Truncate Tables Component

Truncate Tables Component

Truncate a list of tables. Truncate is implemented in two different ways, depending upon whether the current flow is in the middle of a database transaction. The first is by using a TRUNCATE statement. The second is by using a DELETE FROM statement, which is preferable if the current job is using a transaction.

  • Truncate is much faster than delete.
  • Truncate is not transaction safe - it cannot be rolled back.
  • Snowflake's Time Travel cannot recover a truncated table.
  • Delete requires a vacuum to reclaim space from the removed rows.
  • Truncate does not require a separate vacuum.

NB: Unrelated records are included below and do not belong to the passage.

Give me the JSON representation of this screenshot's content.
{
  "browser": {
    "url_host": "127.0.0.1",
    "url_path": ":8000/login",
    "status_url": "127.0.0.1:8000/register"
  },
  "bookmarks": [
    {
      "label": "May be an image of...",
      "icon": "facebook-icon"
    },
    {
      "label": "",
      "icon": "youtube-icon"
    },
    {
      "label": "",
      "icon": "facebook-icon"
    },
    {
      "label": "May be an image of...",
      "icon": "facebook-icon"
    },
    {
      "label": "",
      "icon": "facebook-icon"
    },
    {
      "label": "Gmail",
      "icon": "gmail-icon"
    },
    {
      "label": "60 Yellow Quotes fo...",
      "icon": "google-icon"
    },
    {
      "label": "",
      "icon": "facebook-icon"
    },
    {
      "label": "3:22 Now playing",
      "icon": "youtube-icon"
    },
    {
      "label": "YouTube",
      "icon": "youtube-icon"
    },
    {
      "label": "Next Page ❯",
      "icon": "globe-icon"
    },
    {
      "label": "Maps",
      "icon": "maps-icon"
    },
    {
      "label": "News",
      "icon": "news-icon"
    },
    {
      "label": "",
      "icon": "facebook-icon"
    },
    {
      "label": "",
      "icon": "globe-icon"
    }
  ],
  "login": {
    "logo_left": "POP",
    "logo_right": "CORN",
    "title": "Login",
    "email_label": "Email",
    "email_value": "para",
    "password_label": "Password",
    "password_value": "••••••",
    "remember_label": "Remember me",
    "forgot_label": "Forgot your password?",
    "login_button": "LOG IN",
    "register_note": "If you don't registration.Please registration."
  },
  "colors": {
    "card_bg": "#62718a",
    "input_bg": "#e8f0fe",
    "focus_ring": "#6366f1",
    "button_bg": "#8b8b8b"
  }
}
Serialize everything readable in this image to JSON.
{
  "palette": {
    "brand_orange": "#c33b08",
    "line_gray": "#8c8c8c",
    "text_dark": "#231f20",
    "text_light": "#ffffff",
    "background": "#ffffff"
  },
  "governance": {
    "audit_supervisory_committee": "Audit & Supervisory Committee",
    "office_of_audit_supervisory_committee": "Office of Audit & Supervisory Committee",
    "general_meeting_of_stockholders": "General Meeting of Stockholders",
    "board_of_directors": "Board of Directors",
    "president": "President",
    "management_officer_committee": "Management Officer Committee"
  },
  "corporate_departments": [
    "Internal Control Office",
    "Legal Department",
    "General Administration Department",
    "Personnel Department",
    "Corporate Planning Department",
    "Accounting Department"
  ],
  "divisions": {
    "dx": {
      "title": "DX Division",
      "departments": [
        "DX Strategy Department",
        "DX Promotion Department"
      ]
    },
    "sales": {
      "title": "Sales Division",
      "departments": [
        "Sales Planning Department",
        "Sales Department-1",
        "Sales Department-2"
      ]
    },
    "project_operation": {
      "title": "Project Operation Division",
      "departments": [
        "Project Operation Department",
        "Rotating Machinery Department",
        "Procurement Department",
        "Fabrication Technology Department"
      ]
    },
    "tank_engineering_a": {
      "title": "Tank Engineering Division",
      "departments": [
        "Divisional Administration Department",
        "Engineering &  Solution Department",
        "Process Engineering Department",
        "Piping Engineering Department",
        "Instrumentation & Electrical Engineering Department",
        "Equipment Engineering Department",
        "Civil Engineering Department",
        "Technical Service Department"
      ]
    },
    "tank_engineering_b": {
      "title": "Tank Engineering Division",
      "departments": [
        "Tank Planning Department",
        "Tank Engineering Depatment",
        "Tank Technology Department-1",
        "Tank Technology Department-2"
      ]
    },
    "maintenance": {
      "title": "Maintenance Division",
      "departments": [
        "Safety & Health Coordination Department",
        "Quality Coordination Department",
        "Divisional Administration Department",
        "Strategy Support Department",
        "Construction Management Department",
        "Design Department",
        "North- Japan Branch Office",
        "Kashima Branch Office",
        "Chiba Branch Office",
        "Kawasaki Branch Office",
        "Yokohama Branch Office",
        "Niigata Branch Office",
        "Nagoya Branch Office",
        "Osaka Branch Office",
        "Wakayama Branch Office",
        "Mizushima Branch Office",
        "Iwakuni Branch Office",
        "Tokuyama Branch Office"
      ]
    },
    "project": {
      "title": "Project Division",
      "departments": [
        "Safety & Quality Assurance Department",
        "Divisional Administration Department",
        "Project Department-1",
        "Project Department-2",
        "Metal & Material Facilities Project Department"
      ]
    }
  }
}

For more information, see Truncate or Delete in the Amazon Redshift documentation

For more information, see Truncate Table or Delete in the Snowflake documentation


Properties

Property Setting Description
Name Text The descriptive name for the component.
Warehouse Select The warehouse that will run the truncation.
Database Select The database that holds the table to be truncated.
Schema Select Select the table schema. The special value, [Environment Default] will use the schema defined in the environment. For more information on using multiple schemas, see this article.
Tables to Truncate Select Select all of the tables you want to truncate.

Example

In this example we have two very large tables named 'bugs' and 'cases' and we wish to truncate them to quickly clean up after a job. The job is shown below.

Here we decide to use the default schema. Ensure any tables you wish to truncate belong to this schema.

The 'Tables to Truncate' property allows us to select one or more tables belonging to that schema to truncate by moving our selection into the right-hand column, shown below.

The 'Tables to Truncate' property allows us to select one or more tables belonging to that schema to truncate by moving our selection into the right-hand column, shown below.

When this job is run, it will end by truncated the two tables we used such that a large amount of data is not left over on the cluster.